U.S. District Judge Tanya Walton Pratt's decision, issued Friday, found that those two provisions and a third one are unconstitutional. She granted an order permanently blocking all three from being enforced and granted summary judgment in favor of Planned Parenthood of Indiana and Kentucky, which had sued the state in April 2016 after then-Gov. Mike Pence signed the provisions into law.
The three restrictions violate women's due process rights under the Constitution and conflict with rulings by numerous courts, including the U.S. Supreme Court, upholding a woman's right to seek an abortion before a fetus could viably survive outside the womb, Pratt wrote in her ruling.
"The challenged anti-discrimination provisions directly contravene well-established law that precludes a state from prohibiting a woman from electing to terminate a pregnancy prior to fetal viability," the judge wrote.
Pratt's order makes permanent her preliminary order issued in June 2016 — a day before the law was set to take effect — that temporarily blocked the provisions from being enforced.
Indiana is now permanently barred from enforcing a restriction that would have banned abortions sought because of a fetus' genetic abnormalities, race, gender or ancestry. Pratt's order also permanently blocks a requirement that abortion providers tell women that Indiana prohibits such abortions, and another provision that would have required that aborted fetuses be buried or cremated.

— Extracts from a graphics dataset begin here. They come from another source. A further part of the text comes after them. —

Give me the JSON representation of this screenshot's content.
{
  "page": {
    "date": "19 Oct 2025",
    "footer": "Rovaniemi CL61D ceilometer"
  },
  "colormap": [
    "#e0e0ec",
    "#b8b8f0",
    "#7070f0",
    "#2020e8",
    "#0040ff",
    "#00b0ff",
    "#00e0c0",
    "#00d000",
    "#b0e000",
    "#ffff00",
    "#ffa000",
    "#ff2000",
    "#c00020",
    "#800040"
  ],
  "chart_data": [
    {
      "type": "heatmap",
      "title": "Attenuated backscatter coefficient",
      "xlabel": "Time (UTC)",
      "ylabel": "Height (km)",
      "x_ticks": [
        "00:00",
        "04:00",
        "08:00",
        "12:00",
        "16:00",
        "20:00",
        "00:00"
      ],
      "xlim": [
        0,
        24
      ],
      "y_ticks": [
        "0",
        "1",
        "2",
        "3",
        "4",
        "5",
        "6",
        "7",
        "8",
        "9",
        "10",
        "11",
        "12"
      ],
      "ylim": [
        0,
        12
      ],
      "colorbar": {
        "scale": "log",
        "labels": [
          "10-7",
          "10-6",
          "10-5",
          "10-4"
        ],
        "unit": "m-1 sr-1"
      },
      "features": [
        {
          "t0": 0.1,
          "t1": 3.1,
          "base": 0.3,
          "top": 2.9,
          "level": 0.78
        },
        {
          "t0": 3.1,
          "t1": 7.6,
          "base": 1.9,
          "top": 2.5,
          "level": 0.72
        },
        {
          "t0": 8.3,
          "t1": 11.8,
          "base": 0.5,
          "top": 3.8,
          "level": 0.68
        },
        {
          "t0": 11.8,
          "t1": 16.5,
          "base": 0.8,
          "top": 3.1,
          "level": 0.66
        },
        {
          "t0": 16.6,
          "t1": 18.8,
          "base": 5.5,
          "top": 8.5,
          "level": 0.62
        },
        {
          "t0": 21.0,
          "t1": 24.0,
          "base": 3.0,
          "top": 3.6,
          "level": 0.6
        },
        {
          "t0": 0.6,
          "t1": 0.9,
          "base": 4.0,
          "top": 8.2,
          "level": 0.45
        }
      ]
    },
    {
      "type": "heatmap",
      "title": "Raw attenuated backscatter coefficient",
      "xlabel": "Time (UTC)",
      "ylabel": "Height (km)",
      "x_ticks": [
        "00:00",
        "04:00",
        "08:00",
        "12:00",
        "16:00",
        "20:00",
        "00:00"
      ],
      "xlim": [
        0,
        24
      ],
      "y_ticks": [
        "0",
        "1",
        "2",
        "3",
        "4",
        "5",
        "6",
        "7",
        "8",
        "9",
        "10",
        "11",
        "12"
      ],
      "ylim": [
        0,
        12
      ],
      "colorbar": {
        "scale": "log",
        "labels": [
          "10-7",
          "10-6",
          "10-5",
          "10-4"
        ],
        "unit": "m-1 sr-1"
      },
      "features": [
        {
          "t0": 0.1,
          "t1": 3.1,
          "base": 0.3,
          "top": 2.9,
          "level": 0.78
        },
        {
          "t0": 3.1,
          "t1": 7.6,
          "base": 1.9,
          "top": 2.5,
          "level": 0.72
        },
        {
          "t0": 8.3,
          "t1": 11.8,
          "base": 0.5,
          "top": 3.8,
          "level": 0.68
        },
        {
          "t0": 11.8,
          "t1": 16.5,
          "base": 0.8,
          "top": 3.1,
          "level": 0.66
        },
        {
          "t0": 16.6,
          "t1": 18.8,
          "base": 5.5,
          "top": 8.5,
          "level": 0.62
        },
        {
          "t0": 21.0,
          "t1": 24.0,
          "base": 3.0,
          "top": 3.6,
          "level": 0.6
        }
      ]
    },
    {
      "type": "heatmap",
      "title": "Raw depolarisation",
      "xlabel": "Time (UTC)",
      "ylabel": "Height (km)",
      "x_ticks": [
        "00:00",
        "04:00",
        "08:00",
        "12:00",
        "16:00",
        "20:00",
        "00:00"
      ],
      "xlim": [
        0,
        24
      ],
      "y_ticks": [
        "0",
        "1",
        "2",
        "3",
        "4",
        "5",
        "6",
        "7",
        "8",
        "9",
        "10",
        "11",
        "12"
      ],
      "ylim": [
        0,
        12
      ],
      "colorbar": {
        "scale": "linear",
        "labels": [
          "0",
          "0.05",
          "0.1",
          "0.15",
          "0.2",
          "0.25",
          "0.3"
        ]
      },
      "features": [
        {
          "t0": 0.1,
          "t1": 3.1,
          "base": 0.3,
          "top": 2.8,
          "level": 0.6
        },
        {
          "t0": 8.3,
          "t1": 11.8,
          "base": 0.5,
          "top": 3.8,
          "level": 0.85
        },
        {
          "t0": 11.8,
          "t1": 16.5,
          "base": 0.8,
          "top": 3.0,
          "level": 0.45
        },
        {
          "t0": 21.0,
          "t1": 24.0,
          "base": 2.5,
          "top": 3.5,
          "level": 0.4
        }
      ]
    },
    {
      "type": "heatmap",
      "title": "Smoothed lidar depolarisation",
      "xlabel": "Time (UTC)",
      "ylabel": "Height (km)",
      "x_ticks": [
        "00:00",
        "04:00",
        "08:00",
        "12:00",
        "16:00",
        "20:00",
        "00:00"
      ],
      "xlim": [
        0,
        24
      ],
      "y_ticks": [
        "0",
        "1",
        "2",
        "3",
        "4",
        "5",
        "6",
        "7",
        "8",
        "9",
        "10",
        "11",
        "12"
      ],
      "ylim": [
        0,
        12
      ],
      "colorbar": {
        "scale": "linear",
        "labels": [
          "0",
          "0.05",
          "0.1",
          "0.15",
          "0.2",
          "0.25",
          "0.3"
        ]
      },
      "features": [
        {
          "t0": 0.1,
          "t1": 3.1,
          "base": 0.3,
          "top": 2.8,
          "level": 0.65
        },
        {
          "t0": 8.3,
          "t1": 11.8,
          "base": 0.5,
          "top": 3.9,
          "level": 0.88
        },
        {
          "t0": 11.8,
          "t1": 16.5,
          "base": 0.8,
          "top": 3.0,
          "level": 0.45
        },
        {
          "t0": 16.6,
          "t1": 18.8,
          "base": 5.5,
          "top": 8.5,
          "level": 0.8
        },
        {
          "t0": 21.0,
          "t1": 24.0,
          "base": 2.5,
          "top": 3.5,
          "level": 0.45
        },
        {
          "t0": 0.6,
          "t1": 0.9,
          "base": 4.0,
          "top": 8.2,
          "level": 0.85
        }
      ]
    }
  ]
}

As for the fetal disposal provision, Pratt wrote that she could find no legal basis for Indiana to require health care providers "to treat fetal remains in the same manner as human remains."
"Stated otherwise, if the law does not recognize a fetus as a person, there can be no legitimate state interest in requiring an entity to treat an aborted fetus the same as a deceased human," she wrote.
Indiana's then-Attorney General, Greg Zoeller, did not appeal Pratt's June 2016 order temporarily blocking the provisions.
Current Indiana Attorney General Curtis Hill said Monday that he's disappointed by Friday's ruling and plans to appeal the order to the 7th Circuit Court of Appeals in Chicago.
Hill said in a statement that the ruling clears "the path for genetic discrimination that once seemed like science fiction." He added that the law's fetal disposal provision "is hardly an impingement of anyone's individual rights."
Christie Gillespie, the president and CEO of Planned Parenthood of Indiana and Kentucky, praised Pratt's ruling and said the group was confident the judge would find that the restrictions violate the Constitution.
"There is no medical basis for these restrictions. This is just another example of politicians coming between physicians and patients," she said.